Il catalogo della mostra rientra nella prestigiosa collana degli Ori di Pistoia ed offre una chiara visione delle ultime opere dell’artista.
Formatasi alla Hongik University negli anni ’70 e poi approdata in Europa nel 1983, Soonja Han inizia una serie di significative esposizioni a partire dalla sua prima personale alla Jean-Claude Richard Gallery e alla Leila Mordoch Gallery di Parigi, da Czecho a Praga, alla Municipal Gallery in Ungheria e Mathieu Gallery di Lione. 

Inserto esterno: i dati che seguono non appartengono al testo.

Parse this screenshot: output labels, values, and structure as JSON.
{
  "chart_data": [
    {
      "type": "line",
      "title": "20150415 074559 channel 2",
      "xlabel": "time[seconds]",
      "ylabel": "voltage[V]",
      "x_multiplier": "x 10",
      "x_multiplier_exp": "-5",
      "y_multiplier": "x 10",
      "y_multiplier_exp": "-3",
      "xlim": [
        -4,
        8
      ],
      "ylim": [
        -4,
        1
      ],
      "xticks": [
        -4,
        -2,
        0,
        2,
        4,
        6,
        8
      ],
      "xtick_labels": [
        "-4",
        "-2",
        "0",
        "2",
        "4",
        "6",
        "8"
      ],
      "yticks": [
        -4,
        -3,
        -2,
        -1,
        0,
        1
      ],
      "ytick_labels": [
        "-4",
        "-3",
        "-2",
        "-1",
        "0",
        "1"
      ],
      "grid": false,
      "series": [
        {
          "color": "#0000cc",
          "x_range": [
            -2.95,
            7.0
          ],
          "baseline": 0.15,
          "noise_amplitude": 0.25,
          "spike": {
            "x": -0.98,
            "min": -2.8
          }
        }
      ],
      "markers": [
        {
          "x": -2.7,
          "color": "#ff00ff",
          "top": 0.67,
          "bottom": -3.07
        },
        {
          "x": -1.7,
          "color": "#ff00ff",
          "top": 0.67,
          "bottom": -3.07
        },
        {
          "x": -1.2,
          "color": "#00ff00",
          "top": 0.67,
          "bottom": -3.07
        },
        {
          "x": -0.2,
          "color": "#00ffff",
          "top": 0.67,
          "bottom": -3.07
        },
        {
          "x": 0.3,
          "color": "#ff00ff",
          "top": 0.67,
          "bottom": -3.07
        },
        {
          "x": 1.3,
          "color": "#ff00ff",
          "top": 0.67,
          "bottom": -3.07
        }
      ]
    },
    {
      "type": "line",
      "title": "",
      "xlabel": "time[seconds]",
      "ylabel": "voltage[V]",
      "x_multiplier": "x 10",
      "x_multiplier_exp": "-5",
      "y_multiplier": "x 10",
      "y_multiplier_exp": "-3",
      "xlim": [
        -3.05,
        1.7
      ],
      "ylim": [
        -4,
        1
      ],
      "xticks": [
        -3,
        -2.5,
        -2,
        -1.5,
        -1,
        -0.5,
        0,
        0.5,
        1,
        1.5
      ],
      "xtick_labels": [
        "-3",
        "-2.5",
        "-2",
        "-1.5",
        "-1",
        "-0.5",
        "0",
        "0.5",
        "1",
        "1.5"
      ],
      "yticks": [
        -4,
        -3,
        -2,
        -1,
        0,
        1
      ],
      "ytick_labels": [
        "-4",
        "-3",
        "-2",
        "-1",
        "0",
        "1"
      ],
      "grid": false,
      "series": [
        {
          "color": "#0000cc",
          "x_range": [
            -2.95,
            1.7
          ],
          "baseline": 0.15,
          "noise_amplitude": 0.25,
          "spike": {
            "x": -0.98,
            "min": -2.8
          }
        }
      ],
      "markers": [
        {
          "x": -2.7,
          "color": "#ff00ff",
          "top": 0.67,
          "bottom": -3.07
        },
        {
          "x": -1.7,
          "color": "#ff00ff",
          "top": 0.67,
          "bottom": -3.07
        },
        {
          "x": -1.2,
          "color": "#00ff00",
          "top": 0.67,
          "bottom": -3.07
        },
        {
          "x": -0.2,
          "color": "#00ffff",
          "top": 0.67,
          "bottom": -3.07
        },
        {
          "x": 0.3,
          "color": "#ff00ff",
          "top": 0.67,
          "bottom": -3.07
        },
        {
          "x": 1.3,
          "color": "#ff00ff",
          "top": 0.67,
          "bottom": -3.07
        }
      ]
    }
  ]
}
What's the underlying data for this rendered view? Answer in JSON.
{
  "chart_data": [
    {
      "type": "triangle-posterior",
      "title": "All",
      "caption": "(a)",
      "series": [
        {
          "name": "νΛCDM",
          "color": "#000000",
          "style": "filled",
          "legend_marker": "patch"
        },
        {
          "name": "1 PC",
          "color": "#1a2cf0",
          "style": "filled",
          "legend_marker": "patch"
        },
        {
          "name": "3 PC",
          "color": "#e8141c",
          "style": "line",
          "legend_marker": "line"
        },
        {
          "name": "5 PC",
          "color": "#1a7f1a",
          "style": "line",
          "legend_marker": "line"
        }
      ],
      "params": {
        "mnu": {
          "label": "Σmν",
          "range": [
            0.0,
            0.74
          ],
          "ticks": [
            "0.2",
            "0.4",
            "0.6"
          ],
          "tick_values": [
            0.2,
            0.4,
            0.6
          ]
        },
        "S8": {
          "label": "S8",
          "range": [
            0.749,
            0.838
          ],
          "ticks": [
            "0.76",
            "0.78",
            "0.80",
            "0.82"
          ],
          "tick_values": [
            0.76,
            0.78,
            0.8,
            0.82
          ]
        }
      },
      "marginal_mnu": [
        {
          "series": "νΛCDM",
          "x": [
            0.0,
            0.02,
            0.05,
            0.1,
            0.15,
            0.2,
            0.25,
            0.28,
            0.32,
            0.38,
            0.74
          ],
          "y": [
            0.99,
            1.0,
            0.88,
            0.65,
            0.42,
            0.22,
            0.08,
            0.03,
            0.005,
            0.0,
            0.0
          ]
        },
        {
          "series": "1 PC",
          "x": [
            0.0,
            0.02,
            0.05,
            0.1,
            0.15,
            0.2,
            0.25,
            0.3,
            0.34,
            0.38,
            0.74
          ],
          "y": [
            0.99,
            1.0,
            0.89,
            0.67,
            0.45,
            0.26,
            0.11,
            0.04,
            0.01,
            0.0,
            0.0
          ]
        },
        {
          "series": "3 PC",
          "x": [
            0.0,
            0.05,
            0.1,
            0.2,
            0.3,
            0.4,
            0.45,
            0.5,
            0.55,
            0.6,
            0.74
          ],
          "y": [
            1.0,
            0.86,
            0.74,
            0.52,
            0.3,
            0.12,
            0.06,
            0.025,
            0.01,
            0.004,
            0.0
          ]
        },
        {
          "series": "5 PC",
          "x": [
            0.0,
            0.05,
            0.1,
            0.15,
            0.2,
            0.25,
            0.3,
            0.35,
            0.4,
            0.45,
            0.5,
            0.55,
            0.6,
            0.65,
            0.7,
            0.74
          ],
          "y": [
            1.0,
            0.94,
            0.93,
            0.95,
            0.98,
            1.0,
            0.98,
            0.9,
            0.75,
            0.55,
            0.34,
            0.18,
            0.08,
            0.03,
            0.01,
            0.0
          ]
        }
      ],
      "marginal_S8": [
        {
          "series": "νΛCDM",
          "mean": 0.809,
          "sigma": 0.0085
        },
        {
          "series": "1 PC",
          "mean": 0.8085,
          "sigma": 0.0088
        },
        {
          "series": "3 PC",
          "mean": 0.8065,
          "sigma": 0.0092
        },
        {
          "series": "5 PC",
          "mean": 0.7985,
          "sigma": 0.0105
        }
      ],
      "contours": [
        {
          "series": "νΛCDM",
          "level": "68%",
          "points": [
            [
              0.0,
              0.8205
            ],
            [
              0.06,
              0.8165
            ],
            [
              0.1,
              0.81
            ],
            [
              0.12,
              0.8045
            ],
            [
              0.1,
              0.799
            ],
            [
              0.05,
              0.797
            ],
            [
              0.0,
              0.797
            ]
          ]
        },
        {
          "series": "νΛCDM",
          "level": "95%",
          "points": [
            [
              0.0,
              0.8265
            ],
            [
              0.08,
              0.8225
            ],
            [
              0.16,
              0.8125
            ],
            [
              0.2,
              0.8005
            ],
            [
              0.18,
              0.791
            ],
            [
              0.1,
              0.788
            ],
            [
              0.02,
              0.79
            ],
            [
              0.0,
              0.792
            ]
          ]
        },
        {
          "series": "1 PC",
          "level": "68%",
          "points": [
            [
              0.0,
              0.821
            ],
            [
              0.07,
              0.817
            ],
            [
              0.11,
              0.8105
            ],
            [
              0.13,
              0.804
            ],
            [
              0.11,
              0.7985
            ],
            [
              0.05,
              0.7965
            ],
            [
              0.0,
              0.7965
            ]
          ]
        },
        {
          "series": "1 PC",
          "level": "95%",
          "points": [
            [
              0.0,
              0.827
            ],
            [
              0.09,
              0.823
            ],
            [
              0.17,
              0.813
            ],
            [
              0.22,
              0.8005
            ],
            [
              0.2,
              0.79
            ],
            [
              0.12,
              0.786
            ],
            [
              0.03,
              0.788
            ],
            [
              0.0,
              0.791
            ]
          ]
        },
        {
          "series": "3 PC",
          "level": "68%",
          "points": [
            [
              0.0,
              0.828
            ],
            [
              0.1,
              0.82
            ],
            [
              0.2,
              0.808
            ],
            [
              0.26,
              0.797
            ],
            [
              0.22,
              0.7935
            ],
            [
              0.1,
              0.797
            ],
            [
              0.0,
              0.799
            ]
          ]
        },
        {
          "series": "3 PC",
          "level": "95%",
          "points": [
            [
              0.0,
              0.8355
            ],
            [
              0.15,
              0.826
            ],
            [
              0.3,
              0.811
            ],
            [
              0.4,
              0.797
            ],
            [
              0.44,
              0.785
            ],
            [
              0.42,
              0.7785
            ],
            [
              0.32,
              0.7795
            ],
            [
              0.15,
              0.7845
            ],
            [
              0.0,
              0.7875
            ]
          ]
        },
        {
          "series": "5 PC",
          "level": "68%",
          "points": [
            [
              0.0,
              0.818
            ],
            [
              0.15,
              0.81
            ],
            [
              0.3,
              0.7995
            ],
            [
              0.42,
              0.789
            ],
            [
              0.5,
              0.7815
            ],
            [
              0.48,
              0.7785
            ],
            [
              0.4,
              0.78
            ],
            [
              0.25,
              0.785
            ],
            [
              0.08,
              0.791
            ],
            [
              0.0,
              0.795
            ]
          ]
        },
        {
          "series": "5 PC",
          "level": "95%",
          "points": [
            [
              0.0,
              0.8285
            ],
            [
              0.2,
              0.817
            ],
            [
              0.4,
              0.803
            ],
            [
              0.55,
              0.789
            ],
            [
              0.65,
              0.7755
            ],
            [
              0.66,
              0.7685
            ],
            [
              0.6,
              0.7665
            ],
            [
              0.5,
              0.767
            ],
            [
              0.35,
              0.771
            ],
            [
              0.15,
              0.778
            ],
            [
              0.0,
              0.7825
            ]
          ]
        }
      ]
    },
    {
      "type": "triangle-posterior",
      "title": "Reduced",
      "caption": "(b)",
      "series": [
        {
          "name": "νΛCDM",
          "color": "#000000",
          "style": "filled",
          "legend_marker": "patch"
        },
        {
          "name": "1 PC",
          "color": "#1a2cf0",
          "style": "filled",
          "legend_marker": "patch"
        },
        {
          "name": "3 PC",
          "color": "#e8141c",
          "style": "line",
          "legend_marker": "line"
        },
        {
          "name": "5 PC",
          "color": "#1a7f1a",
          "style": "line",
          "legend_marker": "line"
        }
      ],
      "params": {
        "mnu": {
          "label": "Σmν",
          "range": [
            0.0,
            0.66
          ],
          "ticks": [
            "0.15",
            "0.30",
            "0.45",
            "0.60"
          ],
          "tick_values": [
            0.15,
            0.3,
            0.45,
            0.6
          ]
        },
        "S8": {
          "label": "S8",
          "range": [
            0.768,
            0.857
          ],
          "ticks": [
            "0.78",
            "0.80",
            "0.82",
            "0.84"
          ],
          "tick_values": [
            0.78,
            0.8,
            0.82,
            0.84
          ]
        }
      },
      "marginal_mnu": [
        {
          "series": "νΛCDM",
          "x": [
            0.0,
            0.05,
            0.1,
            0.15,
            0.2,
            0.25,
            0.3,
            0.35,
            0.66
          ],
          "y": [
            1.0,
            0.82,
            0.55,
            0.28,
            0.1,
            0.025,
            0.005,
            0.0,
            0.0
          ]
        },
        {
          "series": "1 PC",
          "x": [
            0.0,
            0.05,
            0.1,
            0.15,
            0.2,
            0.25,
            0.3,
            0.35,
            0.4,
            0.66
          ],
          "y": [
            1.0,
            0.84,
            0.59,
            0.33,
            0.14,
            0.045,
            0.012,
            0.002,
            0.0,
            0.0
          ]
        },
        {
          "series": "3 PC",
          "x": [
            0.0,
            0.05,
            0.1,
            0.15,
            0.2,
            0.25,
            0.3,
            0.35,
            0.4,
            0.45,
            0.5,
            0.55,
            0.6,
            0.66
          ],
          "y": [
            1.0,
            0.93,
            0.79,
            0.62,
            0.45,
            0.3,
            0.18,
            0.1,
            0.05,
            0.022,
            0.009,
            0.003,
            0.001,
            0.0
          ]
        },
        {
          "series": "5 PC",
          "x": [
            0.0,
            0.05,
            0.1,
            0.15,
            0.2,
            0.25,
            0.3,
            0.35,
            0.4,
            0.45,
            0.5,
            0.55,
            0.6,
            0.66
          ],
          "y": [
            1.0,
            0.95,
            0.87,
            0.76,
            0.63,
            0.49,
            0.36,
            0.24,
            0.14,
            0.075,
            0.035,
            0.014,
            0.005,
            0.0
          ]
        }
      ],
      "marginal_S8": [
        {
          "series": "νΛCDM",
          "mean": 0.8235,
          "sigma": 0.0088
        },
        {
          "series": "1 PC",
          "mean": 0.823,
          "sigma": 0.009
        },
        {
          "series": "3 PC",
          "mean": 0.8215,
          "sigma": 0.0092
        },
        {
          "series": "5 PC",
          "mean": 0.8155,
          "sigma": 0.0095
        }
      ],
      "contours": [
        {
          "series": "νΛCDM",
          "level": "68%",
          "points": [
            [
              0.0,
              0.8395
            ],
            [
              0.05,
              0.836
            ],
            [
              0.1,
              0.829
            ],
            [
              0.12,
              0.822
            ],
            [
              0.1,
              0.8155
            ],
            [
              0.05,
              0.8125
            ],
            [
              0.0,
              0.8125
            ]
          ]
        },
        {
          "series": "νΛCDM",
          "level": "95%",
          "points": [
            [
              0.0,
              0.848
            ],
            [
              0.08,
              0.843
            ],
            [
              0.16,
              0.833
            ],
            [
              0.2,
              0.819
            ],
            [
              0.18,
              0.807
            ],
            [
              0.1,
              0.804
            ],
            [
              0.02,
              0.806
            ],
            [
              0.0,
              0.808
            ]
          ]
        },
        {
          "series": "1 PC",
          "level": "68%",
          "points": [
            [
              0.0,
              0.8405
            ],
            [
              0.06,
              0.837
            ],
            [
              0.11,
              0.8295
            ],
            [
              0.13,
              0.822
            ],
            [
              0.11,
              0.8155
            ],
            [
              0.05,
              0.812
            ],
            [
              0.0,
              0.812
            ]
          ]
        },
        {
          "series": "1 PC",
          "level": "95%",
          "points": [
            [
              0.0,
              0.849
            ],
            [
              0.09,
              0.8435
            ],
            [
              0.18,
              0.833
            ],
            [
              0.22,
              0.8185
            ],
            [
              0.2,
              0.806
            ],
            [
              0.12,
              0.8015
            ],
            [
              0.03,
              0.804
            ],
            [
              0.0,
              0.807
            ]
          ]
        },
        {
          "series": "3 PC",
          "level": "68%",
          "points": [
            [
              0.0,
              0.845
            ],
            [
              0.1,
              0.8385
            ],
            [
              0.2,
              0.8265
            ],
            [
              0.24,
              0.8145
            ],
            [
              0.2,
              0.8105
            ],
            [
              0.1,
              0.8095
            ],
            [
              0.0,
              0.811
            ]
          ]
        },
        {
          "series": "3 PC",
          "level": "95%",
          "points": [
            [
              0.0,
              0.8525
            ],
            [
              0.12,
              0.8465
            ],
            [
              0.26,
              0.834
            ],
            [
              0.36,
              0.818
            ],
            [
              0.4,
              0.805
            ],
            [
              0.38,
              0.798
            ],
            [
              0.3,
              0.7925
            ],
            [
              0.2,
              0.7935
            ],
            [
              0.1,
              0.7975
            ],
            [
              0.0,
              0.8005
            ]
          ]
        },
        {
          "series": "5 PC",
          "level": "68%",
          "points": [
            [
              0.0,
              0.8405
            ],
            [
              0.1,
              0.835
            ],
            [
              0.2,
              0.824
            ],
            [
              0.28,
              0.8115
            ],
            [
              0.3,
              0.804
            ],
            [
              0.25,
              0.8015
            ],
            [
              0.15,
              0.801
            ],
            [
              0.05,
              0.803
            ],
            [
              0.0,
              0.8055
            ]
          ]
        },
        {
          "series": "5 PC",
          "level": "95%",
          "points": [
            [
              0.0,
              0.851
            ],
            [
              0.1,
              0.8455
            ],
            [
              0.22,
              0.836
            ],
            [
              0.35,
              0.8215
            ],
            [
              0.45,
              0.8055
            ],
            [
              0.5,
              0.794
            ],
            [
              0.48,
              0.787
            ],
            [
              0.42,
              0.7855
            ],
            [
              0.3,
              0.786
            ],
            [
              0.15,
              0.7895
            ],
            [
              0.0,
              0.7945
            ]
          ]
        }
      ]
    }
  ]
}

Attratta da Brancusi, poi da Aurélie Nemours e François Morellet la Han sembra compiere, nel suo percorso di crescita culturale ed artistica quel viaggio, di reciproca attrazione, che ha sempre interessato l’oriente e l’occidente. Questa “attrazione fatale” ha prodotto nei secoli le più svariate forme d’arte e di musica; tuttora continua a svolgere una funzione di primaria importanza all’interno della cultura globalizzata. Resta il fatto, però, che gli scambi e le contaminazioni non possono annullare le matrici originarie. I due poli devono fondersi e produrre una sintesi nuova ed originale. Si pensi ad esempio all’influenza del giapponismo tra la fine dell’Ottocento e i primi del Novecento; alla Via dello Zen, alle scuole di pittura orientale correlate allo sviluppo di un certo informale segnico; oppure agli influssi dei koan su certa Arte Concettuale o alle poetiche del silenzio di Jhon Cage, ecc.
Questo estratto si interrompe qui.